Unfazed, Hussey and Adams re-dubbed their new combo The Mission, also a swipe at Eldritch’s vision, it being an arguable allusion to that version of the Sisters’ never-to-be follow-up album, Left on Mission and Revenge. Adding insult to injury, Hussey wholly adopted his former taskmaster’s tonsorial and sartorial aesthetic (shades at all times and a big, black fuckoff gaucho hat), arguably blurring the already vague lines, for those who weren’t really paying attention, between who did what and who was who in the notoriously enigmatic Sisters of Mercy.
But while Hussey wrote about half the music on the Sisters’ debut LP, there was kind of a crucial difference — the lyrics. Where Eldritch reportedly agonized over lyrical nuance and veiled symbolism, Hussey basically just “got on with it” and strung bits of portentous prose together. While the early work of The Mission certainly bears the sonic hallmarks of the Sisters, the lyrics, by and large (and by all accounts, even Hussey’s in later years) don’t really mean anything. Like, at all. They are simply words that fit the bill and sound nice together.
But taking it a step further, Hussey continued to mine from Eldritch’s sandbox. The very title “Wasteland,” of course, comes from the classic romantic poem of the same name by T.S. Elliot, a frequent source of inspiration for the inarguably erudite Eldritch. Now, was Hussey himself as versed in the storied works of said Modernist poet? Or was he just brazenly swiping yet another aspect of Eldritch’s aesthetic? Even a casual perusal of Hussey’s lyrics don’t suggest a familiarity with Elliot’s complex wordplay, if that was indeed was he was trying to emulate. It sounds more like a stylishly funereal way of taunting his former bandmate.
Were that not enough, the core of “Wasteland” is essentially Craig Adams’ brooding bass line, itself basically lifted wholesale from 1981’s “Over the Wall” by Hussey’s fellow Liverpudlians in Echo & The Bunnymen.

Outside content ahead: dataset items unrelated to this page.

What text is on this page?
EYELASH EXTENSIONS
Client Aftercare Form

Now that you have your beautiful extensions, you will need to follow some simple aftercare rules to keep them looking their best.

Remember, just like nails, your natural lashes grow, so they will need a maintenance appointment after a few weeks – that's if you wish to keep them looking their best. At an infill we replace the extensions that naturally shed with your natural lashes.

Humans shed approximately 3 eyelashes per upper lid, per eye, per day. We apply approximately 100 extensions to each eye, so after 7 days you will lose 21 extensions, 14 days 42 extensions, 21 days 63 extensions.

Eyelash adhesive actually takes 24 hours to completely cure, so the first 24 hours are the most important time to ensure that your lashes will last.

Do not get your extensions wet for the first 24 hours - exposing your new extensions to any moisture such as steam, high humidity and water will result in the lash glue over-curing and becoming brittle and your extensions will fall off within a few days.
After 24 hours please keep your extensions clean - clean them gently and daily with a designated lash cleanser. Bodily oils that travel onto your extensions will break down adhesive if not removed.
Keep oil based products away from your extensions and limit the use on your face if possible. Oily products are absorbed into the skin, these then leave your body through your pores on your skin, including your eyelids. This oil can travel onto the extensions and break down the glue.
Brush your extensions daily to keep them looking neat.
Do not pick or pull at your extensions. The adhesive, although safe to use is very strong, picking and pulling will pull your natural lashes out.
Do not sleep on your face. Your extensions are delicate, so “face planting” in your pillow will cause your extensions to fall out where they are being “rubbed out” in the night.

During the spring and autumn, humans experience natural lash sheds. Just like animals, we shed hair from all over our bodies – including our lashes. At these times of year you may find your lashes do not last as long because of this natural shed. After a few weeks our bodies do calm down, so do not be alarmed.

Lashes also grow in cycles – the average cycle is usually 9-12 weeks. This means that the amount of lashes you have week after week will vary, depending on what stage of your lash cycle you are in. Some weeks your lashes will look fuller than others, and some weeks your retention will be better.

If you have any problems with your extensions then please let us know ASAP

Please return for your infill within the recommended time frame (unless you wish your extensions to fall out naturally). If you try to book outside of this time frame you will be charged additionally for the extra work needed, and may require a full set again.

So, yeah, add it all up, and “Wasteland” was basically an emphatic middle finger (with stylish black nail polish) from The Mission to Andrew Eldritch in the form of an essentially empty vessel that cribbed all the fixin's — but none of the actual meat — from the turkey that was the First and Last-era Sisters of Mercy. It did not go unnoticed. When the time was right, Eldritch shot back directly at Hussey & Co. with “This Corrosion,” a withering rejoinder rife with over-the-top, Hussey-ian fluff that took his former bandmates to task for the pilferage. It didn’t hurt that it became the reconstituted Sisters of Mercy’s biggest hit to date.
So, yeah, I know all that, and huge swathes of these suspicions were confirmed by Trevor Ristow’s magisterial tome, “Waiting for Another War” last year (see posts about same here, here and here), but I still have a confession.
I still fucking love “Wasteland.”
I can still remember spying the video for “Wasteland” on MTV”s “120 Minutes” one evening and being immediately smitten, going out the next fucking morning to prize the LP from a long-shuttered and short-lived record store on First Avenue. “Wasteland” went onto rub shoulders with “She Sells Sanctuary” by the Cult, “51st State” by New Model Army, “All That I Wanted” by Belfegore and — yes, do wait for it — “Eighties” by Killing Joke as one of my favorite songs of all time. Despite its inherent lyrical vacuity and liberally pastiched sonic elements, I still swoon every time I hear Wayne’s hoarily ominous intro (“I still believe in God … but God no longer believes in me!”) and air-strum accordingly along with Wayne’s shimmering twelve-string and lead guitarist Simon Hinkler’s florid e-bowing. It’s silly, but I will always love it. In a world where people champion laughable fucking piffle by Drake, Cardi B. and Justin Bieber as the crowning achievements of the species, I feel not a jot of shame.